Increasing the amount of phosphorus entering a sugarbeet plant is especially challenging in the high pH and high lime containing soils. The reason for this is due to the dramatically decreased solubility of phosphorus when soil pH is high (alkaline) and further reduction in solubility in the presence of free excess limestone or "white soils."
A similar phenomenon occurs in acid soils-with phosphorus forming poorly soluble combinations with iron and aluminum.
The phosphorus must be in liquid form in order for plants to utilize it. One can think of it as plants having to drink their nutrients from soil, which can't happen if the nutrient is in solid form. Although some of the precipitated mineral phosphorus can re-dissolve and be taken up by plants, this process is generally inefficient and is the reason for poor fertilizer uptake percentages.
Don't be tricked to think that this means we should only apply liquid fertilizers-the reality is that most good dry fertilizers dissolve to liquid quickly in soil, but both end up "precipitating" or "salting out" in a short time, especially for phosphorus fertilizers.
One solution to the phosphorus availability problem would be to combine it with another chemical that maximizes the amount dissolved in soil solution.

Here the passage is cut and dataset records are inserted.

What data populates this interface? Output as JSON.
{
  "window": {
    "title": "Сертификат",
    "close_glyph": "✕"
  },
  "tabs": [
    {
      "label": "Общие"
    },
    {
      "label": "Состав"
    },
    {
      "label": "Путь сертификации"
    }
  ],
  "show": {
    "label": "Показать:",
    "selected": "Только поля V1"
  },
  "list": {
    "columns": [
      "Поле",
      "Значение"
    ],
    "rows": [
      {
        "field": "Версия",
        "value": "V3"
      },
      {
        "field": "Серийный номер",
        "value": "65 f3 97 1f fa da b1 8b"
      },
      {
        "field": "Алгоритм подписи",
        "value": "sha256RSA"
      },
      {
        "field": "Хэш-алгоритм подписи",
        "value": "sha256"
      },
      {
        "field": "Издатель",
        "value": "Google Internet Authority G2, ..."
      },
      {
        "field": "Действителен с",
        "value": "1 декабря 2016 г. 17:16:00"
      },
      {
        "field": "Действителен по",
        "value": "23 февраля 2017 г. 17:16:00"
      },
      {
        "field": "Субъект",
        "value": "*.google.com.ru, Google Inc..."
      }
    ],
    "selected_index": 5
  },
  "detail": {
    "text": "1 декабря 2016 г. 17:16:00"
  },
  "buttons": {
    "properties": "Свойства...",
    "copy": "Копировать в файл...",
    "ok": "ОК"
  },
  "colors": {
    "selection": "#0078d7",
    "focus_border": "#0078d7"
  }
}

We have experimented for many years with these possible products with varying successes. Most notably, Land View Fertilizer (Rupert, Idaho) has recently developed a product (Carbond P) that blends phosphorus with various organic acids and suite of other constituents. We have identified the molecule formed in this product and found it to be consistent from batch to batch, as well as discovering that it lasts mostly through a growing season.
Several laboratory, greenhouse and field trials have been conducted over the last five years showing Carbond P does enhance phosphorus solubility and uptake into a variety of crops. We see increased phosphorus uptake in more than 90 percent of the dozens of trials we have conducted. Utilizing this technology allows for reduced application rates due to increased efficiency (higher percentage of the phosphorus is taken up by plants) without reducing yields. In fact, in many cases yields have been higher with Carbond P.
Yield and/or crop quality increases have been shown in a variety of crops, especially when soil test phosphorus concentrations are relatively low. A trial performed on sugarbeet with a soil-test concentration of 13 ppm bicarbonate extractable phosphorus on a pH 8.0 soil with 5.2 percent lime resulted in a somewhat typical response of what we have observed with Carbond P in various crops.
The ammonium polyphosphate (10-34-0) resulted in an expected increase in yield over the control with a somewhat linear response as the rate increased from 50 to 100 pounds P2O5 per acre (see Figure 1).
However, the Carbond P (7-24-0) achieved maximum yield at a much lower rate. Tests with a wide variety of crops have shown that Carbond P works best at lower rates. We comfortably recommend a reduction of 30 percent and suspect that the efficiency may be as high as 50 percent, although further work is needed to confirm this hypothesis.
I recommend determination of the normal rate of phosphorus that should be applied based on research-based fertilizer trials and then a reduction of 30 percent (up to 50 percent) of phosphorus applied when using Carbond P.
We have also performed several trials using Carbond P as a foliar application, which is also effective. However, foliar application should not take the place of soil applied phosphorus, but should be viewed as supplement when needed. Uptake efficiency and yield response have been greater when the phosphorus is soil-applied.
In addition, our trials show that the phosphorus needs of sugarbeet plants are most important early in the season when the taproot has strong downward growth and little lateral growth-thus it is not exploring the phosphorus rich topsoil and, instead, is exploring the phosphorus depleted subsoil.
Phosphorus deficiency at this time of year results fewer and less thick cambial rings. Yield potential is reparably lost when this happens and can even occur on soils with high residual phosphorus levels.
Study results shown here were applied in a wide band over the seed row, which is effective when soil test phosphorus is low. In soils with higher soil test phosphorus (common following potato crops), I normally recommend an application of a low rate (3-5 gallons per acre) of banded phosphorus directly below (3-6 inches) or on the seed (with caution to avoid salt damage).
Alternatively, a low rate foliar application directed over the top of the plants at early stage (4-6 leaf) can be equally effective. I do not recommend applying late-season applications of phosphorus as they often cause reductions in sugar percentages. Once the plant begins exploring the top soil extensively (after 8-12 weeks), it is very efficient at scavenging for nutrients and excesses can be detrimental.